The following tests may also be ordered:

  • Blood test: These measure how well the liver is functioning. If levels of alanine transaminase (ALT) and aspartate transaminase (AST) are high, the patient may have hepatitis.
  • Imaging tests: Ultrasound, CT, or MRI scans can be used to see whether the liver is enlarged and detect any scarring or nodules.
  • Biopsy: A small sample of liver cells is extracted and examined under a microscope. The biopsy can confirm cirrhosis and its cause.
  • Endoscopy: The doctor inserts a long, thin tube with a light and video camera at the end goes through the esophagus and into the stomach. The doctor looks out for swollen blood vessels called varices than can be a sign of cirrhosis.

Complications

Cirrhosis can lead to several other conditions, some of which are life threatening. These include:

Ascites or edema: Ascites is an accumulation of fluid in the abdomen, and edema is an accumulation of fluid in the legs. They can be treated with a diet low in salt and diuretics. In severe cases, fluid may have to be drained repeatedly. Sometimes surgery is needed.

Varices and portal hypertension: These are large swollen and esophagus and stomach veins. They can increase blood pressure in a vessel called the portal vein of that carries blood from the spleen and intestine to the liver. Varices can rupture, causing severe blood loss and blood clots.

Hepatic encephalopathy: This refers to high levels of toxins in the blood where the liver is filtering and not all of them successfully.
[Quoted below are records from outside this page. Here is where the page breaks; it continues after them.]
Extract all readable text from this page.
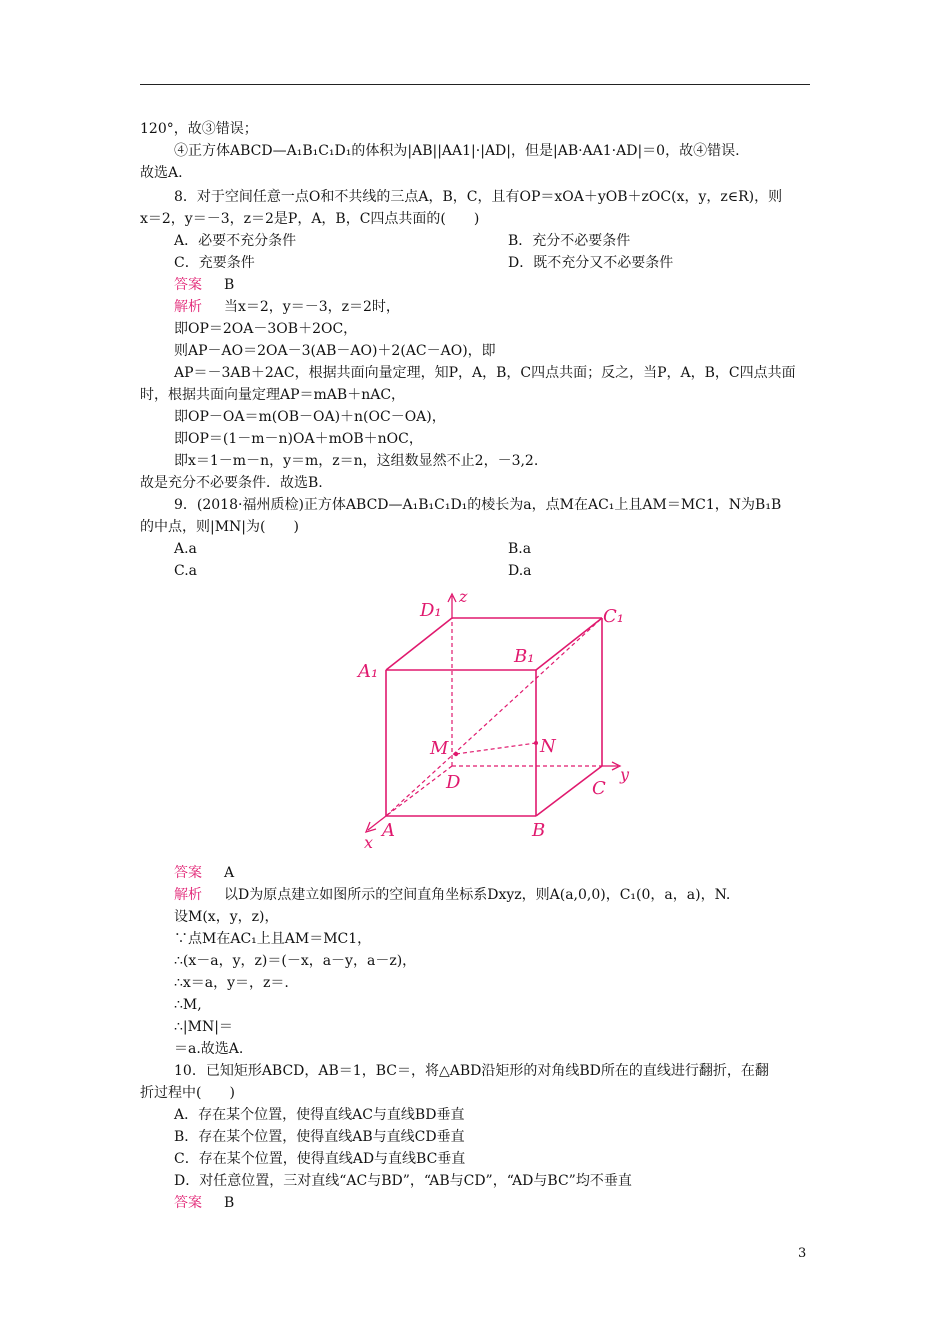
120°，故③错误；
④正方体ABCD—A₁B₁C₁D₁的体积为|AB||AA1|·|AD|，但是|AB·AA1·AD|＝0，故④错误.
故选A.
8．对于空间任意一点O和不共线的三点A，B，C，且有OP＝xOA＋yOB＋zOC(x，y，z∈R)，则
x＝2，y＝－3，z＝2是P，A，B，C四点共面的(　　)
A．必要不充分条件	B．充分不必要条件
C．充要条件	D．既不充分又不必要条件
答案 B
解析 当x＝2，y＝－3，z＝2时，
即OP＝2OA－3OB＋2OC，
则AP－AO＝2OA－3(AB－AO)＋2(AC－AO)，即
AP＝－3AB＋2AC，根据共面向量定理，知P，A，B，C四点共面；反之，当P，A，B，C四点共面
时，根据共面向量定理AP＝mAB＋nAC，
即OP－OA＝m(OB－OA)＋n(OC－OA)，
即OP＝(1－m－n)OA＋mOB＋nOC，
即x＝1－m－n，y＝m，z＝n，这组数显然不止2，－3,2.
故是充分不必要条件．故选B.
9．(2018·福州质检)正方体ABCD—A₁B₁C₁D₁的棱长为a，点M在AC₁上且AM＝MC1，N为B₁B
的中点，则|MN|为(　　)
A.a	B.a
C.a	D.a
D₁
z
C₁
A₁
B₁
M	N
D	C
y
A	B
x
答案 A
解析 以D为原点建立如图所示的空间直角坐标系Dxyz，则A(a,0,0)，C₁(0，a，a)，N.
设M(x，y，z)，
∵点M在AC₁上且AM＝MC1，
∴(x－a，y，z)＝(－x，a－y，a－z)，
∴x＝a，y＝，z＝.
∴M,
∴|MN|＝
＝a.故选A.
10．已知矩形ABCD，AB＝1，BC＝，将△ABD沿矩形的对角线BD所在的直线进行翻折，在翻
折过程中(　　)
A．存在某个位置，使得直线AC与直线BD垂直
B．存在某个位置，使得直线AB与直线CD垂直
C．存在某个位置，使得直线AD与直线BC垂直
D．对任意位置，三对直线“AC与BD”，“AB与CD”，“AD与BC”均不垂直
答案 B
3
Hepatocellular carcinoma: This is the most common type of liver cancer. It is the third leading cause of cancer death worldwide.

hepatopulmonary syndrome (HPS): HPS Medical defined as a combination of liver disease, dilated blood vessels in the lungs, and abnormalities in gas exchange. It is linked to an increase in the mortality rate of people waiting for a liver transplant.

coagulation disorders: Cirrhosis can cause problems with blood clotting, resulting in potentially fatal bleeding and clotting.

Prevention

To stop cirrhosis, it is strongly recommended that you remain within acceptable regular and weekly alcohol limits. Please review the following useful information on drinking in moderation from the Centers for Disease Control and Prevention ( CDC).

Individuals suffering from cirrhosis should avoid alcohol altogether. Alcohol speed the disease progression up.

Be sure to take the following steps to prevent contracting hepatitis B and C:

  • Use a condom when having sex.
  • Do not share needles when injecting drugs.
  • People at risk of becoming infected with hepatitis B, such as healthcare workers, social care workers, and police personnel, can be vaccinated

Since cirrhosis can not be reversed or remedied once it reaches a certain stage, the best form of treatment is often considered to be prevention.